For training, the linear learner algorithm supports both recordIO-wrapped protobuf and CSV formats. For the application/x-recordio-protobuf input type, only Float32 tensors are supported. For the text/csv input type, the first column is assumed to be the label, which is the target variable for prediction. You can use either File mode or Pipe mode to train linear learner models on data that is formatted as recordIO-wrapped-protobuf or as CSV.

For inference, the linear learner algorithm supports the application/json, application/x-recordio-protobuf, and text/csv formats. When you make predictions on new data, the format of the response depends on the type of model. For regression (predictor_type='regressor'), the score is the prediction produced by the model. For classification (predictor_type='binary_classifier' or predictor_type='multiclass_classifier'), the model returns a score and also a predicted_label. The predicted_label is the class predicted by the model and the score measures the strength of that prediction. + For binary classification, predicted_label is 0 or 1, and score is a single floating point number correspond class. + For multiclass classification, the predicted_class will be an integer from 0 to num_classes-1, and the score will be a list of one floating point number per class.

To interpret the score in classification problems, you have to consider the loss function used. If the loss hyperparameter value is logistic for binary classification or softmax_loss for multiclass classification, then the score can be interpreted as the probability of the corresponding class. These are the loss values used by the linear learner when the loss value is auto default value. But if the loss is set to hinge_loss, then the score cannot be interpreted as a probability. This is because hinge loss corresponds to a Support Vector Classifier, which does not produce probability estimates.

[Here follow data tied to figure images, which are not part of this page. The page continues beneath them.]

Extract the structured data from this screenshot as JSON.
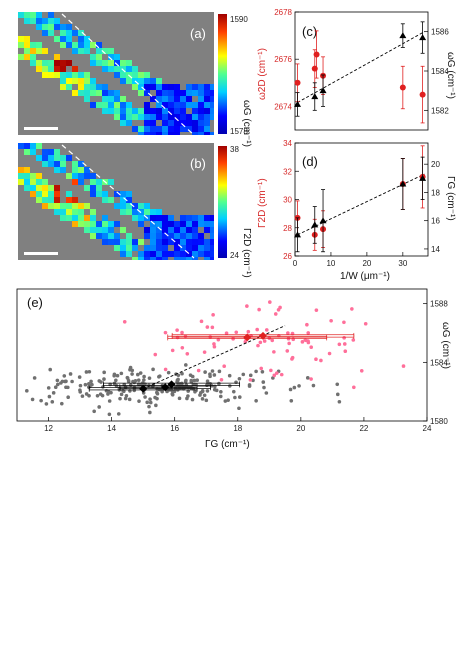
{
  "panels": {
    "a": {
      "label": "(a)",
      "cbar_max": "1590",
      "cbar_min": "1578",
      "cbar_label": "ωG (cm⁻¹)"
    },
    "b": {
      "label": "(b)",
      "cbar_max": "38",
      "cbar_min": "24",
      "cbar_label": "Γ2D (cm⁻¹)"
    },
    "c": {
      "label": "(c)"
    },
    "d": {
      "label": "(d)"
    },
    "e": {
      "label": "(e)"
    }
  },
  "colors": {
    "red": "#e02020",
    "pink": "#ff6f9a",
    "gray": "#707070",
    "black": "#000000",
    "map_bg": "#808080"
  },
  "chart_data": [
    {
      "id": "c",
      "type": "scatter",
      "xlabel": "",
      "ylabel_left": "ω2D (cm⁻¹)",
      "ylabel_right": "ωG (cm⁻¹)",
      "xlim": [
        0,
        37
      ],
      "ylim_left": [
        2673,
        2678
      ],
      "ylim_right": [
        1581,
        1587
      ],
      "left_ticks": [
        "2674",
        "2676",
        "2678"
      ],
      "right_ticks": [
        "1582",
        "1584",
        "1586"
      ],
      "series": [
        {
          "axis": "left",
          "color": "red",
          "marker": "circle",
          "points": [
            [
              0.7,
              2675.0,
              0.8
            ],
            [
              5.5,
              2675.6,
              0.8
            ],
            [
              6.0,
              2676.2,
              1.0
            ],
            [
              7.8,
              2675.3,
              0.8
            ],
            [
              30.0,
              2674.8,
              0.9
            ],
            [
              35.5,
              2674.5,
              1.2
            ]
          ]
        },
        {
          "axis": "right",
          "color": "black",
          "marker": "triangle",
          "points": [
            [
              0.7,
              1582.3,
              0.6
            ],
            [
              5.5,
              1582.7,
              0.7
            ],
            [
              7.8,
              1583.0,
              0.8
            ],
            [
              30.0,
              1585.8,
              0.6
            ],
            [
              35.5,
              1585.7,
              0.8
            ]
          ]
        }
      ],
      "fit_line": [
        [
          0.7,
          1582.4
        ],
        [
          36.0,
          1586.0
        ]
      ]
    },
    {
      "id": "d",
      "type": "scatter",
      "xlabel": "1/W (μm⁻¹)",
      "ylabel_left": "Γ2D (cm⁻¹)",
      "ylabel_right": "ΓG (cm⁻¹)",
      "xlim": [
        0,
        37
      ],
      "ylim_left": [
        26,
        34
      ],
      "ylim_right": [
        13.5,
        21.5
      ],
      "x_ticks": [
        "0",
        "10",
        "20",
        "30"
      ],
      "left_ticks": [
        "26",
        "28",
        "30",
        "32",
        "34"
      ],
      "right_ticks": [
        "14",
        "16",
        "18",
        "20"
      ],
      "series": [
        {
          "axis": "left",
          "color": "red",
          "marker": "circle",
          "points": [
            [
              0.7,
              28.7,
              1.2
            ],
            [
              5.5,
              27.5,
              1.1
            ],
            [
              7.8,
              27.9,
              1.3
            ],
            [
              30.0,
              31.1,
              1.8
            ],
            [
              35.5,
              31.6,
              2.2
            ]
          ]
        },
        {
          "axis": "right",
          "color": "black",
          "marker": "triangle",
          "points": [
            [
              0.7,
              15.0,
              1.2
            ],
            [
              5.5,
              15.7,
              1.3
            ],
            [
              7.8,
              16.0,
              2.2
            ],
            [
              30.0,
              18.6,
              1.8
            ],
            [
              35.5,
              19.0,
              1.5
            ]
          ]
        }
      ],
      "fit_line": [
        [
          0.7,
          15.0
        ],
        [
          36.0,
          19.3
        ]
      ]
    },
    {
      "id": "e",
      "type": "scatter",
      "xlabel": "ΓG (cm⁻¹)",
      "ylabel_right": "ωG (cm⁻¹)",
      "xlim": [
        11,
        24
      ],
      "ylim": [
        1580,
        1589
      ],
      "x_ticks": [
        "12",
        "14",
        "16",
        "18",
        "20",
        "22",
        "24"
      ],
      "right_ticks": [
        "1580",
        "1584",
        "1588"
      ],
      "series": [
        {
          "name": "",
          "color": "gray",
          "cloud": {
            "cx": 15.3,
            "cy": 1582.3,
            "sx": 1.9,
            "sy": 0.65,
            "n": 240,
            "seed": 7
          }
        },
        {
          "name": "",
          "color": "pink",
          "cloud": {
            "cx": 18.8,
            "cy": 1585.4,
            "sx": 1.9,
            "sy": 1.3,
            "n": 85,
            "seed": 13
          }
        }
      ],
      "means": [
        {
          "color": "black",
          "points": [
            [
              15.0,
              1582.2,
              0.95
            ],
            [
              15.7,
              1582.3,
              0.8
            ],
            [
              15.9,
              1582.5,
              1.2
            ]
          ]
        },
        {
          "color": "red",
          "points": [
            [
              18.3,
              1585.7,
              1.4
            ],
            [
              18.8,
              1585.8,
              1.6
            ]
          ]
        }
      ],
      "fit_line": [
        [
          15.0,
          1582.2
        ],
        [
          19.5,
          1586.5
        ]
      ]
    }
  ]
}
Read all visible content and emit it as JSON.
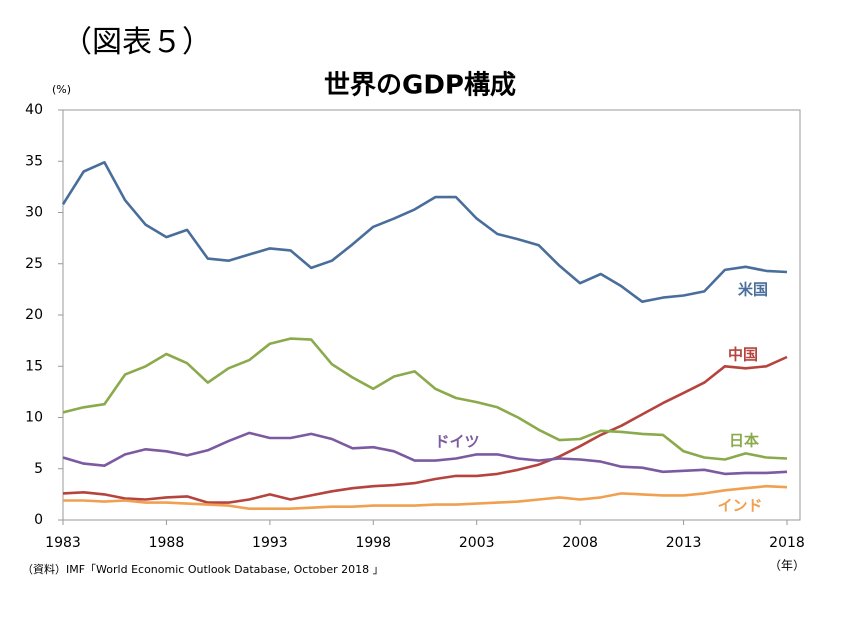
{
  "chart_data": {
    "type": "line",
    "label": "（図表５）",
    "title": "世界のGDP構成",
    "y_unit": "(%)",
    "x_unit": "（年）",
    "source": "（資料）IMF「World Economic Outlook Database, October 2018 」",
    "x": [
      1983,
      1984,
      1985,
      1986,
      1987,
      1988,
      1989,
      1990,
      1991,
      1992,
      1993,
      1994,
      1995,
      1996,
      1997,
      1998,
      1999,
      2000,
      2001,
      2002,
      2003,
      2004,
      2005,
      2006,
      2007,
      2008,
      2009,
      2010,
      2011,
      2012,
      2013,
      2014,
      2015,
      2016,
      2017,
      2018
    ],
    "xlim": [
      1983,
      2018
    ],
    "xticks": [
      1983,
      1988,
      1993,
      1998,
      2003,
      2008,
      2013,
      2018
    ],
    "ylim": [
      0,
      40
    ],
    "yticks": [
      0,
      5,
      10,
      15,
      20,
      25,
      30,
      35,
      40
    ],
    "grid": false,
    "series": [
      {
        "name": "米国",
        "color": "#4a6e9b",
        "values": [
          30.8,
          34.0,
          34.9,
          31.2,
          28.8,
          27.6,
          28.3,
          25.5,
          25.3,
          25.9,
          26.5,
          26.3,
          24.6,
          25.3,
          26.9,
          28.6,
          29.4,
          30.3,
          31.5,
          31.5,
          29.4,
          27.9,
          27.4,
          26.8,
          24.8,
          23.1,
          24.0,
          22.8,
          21.3,
          21.7,
          21.9,
          22.3,
          24.4,
          24.7,
          24.3,
          24.2
        ]
      },
      {
        "name": "中国",
        "color": "#b5443e",
        "values": [
          2.6,
          2.7,
          2.5,
          2.1,
          2.0,
          2.2,
          2.3,
          1.7,
          1.7,
          2.0,
          2.5,
          2.0,
          2.4,
          2.8,
          3.1,
          3.3,
          3.4,
          3.6,
          4.0,
          4.3,
          4.3,
          4.5,
          4.9,
          5.4,
          6.2,
          7.2,
          8.3,
          9.2,
          10.3,
          11.4,
          12.4,
          13.4,
          15.0,
          14.8,
          15.0,
          15.9
        ]
      },
      {
        "name": "日本",
        "color": "#8aaa4c",
        "values": [
          10.5,
          11.0,
          11.3,
          14.2,
          15.0,
          16.2,
          15.3,
          13.4,
          14.8,
          15.6,
          17.2,
          17.7,
          17.6,
          15.2,
          13.9,
          12.8,
          14.0,
          14.5,
          12.8,
          11.9,
          11.5,
          11.0,
          10.0,
          8.8,
          7.8,
          7.9,
          8.7,
          8.6,
          8.4,
          8.3,
          6.7,
          6.1,
          5.9,
          6.5,
          6.1,
          6.0
        ]
      },
      {
        "name": "ドイツ",
        "color": "#7b5aa0",
        "values": [
          6.1,
          5.5,
          5.3,
          6.4,
          6.9,
          6.7,
          6.3,
          6.8,
          7.7,
          8.5,
          8.0,
          8.0,
          8.4,
          7.9,
          7.0,
          7.1,
          6.7,
          5.8,
          5.8,
          6.0,
          6.4,
          6.4,
          6.0,
          5.8,
          6.0,
          5.9,
          5.7,
          5.2,
          5.1,
          4.7,
          4.8,
          4.9,
          4.5,
          4.6,
          4.6,
          4.7
        ]
      },
      {
        "name": "インド",
        "color": "#f0a050",
        "values": [
          1.9,
          1.9,
          1.8,
          1.9,
          1.7,
          1.7,
          1.6,
          1.5,
          1.4,
          1.1,
          1.1,
          1.1,
          1.2,
          1.3,
          1.3,
          1.4,
          1.4,
          1.4,
          1.5,
          1.5,
          1.6,
          1.7,
          1.8,
          2.0,
          2.2,
          2.0,
          2.2,
          2.6,
          2.5,
          2.4,
          2.4,
          2.6,
          2.9,
          3.1,
          3.3,
          3.2
        ]
      }
    ]
  }
}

For more information on input and output file formats, see Linear Learner Response Formats. For more information on inference formats, and the Linear Learner Sample Notebooks.

You can train the linear learner algorithm on single- or multi-machine CPU and GPU instances. During testing, we have not found substantial evidence that multi-GPU computers are faster than single-GPU computers. Results can vary, depending on your specific use case.

For a sample notebook that uses the Amazon SageMaker linear learner algorithm to analyze the images of handwritten digits from zero to nine in the MNIST dataset, see An Introduction to Linear Learner with MNIST. For instructions on how to create and access Jupyter notebook instances that you can use to run the example in Amazon SageMaker, see Use Notebook Instances. After you have created a notebook instance and opened it, choose the SageMaker Examples tab to see a list of all of the Amazon SageMaker samples. The topic modeling example notebooks using the linear learning algorithm are located in the Introduction to Amazon algorithms section. To open a notebook, choose its Use tab and choose Create copy.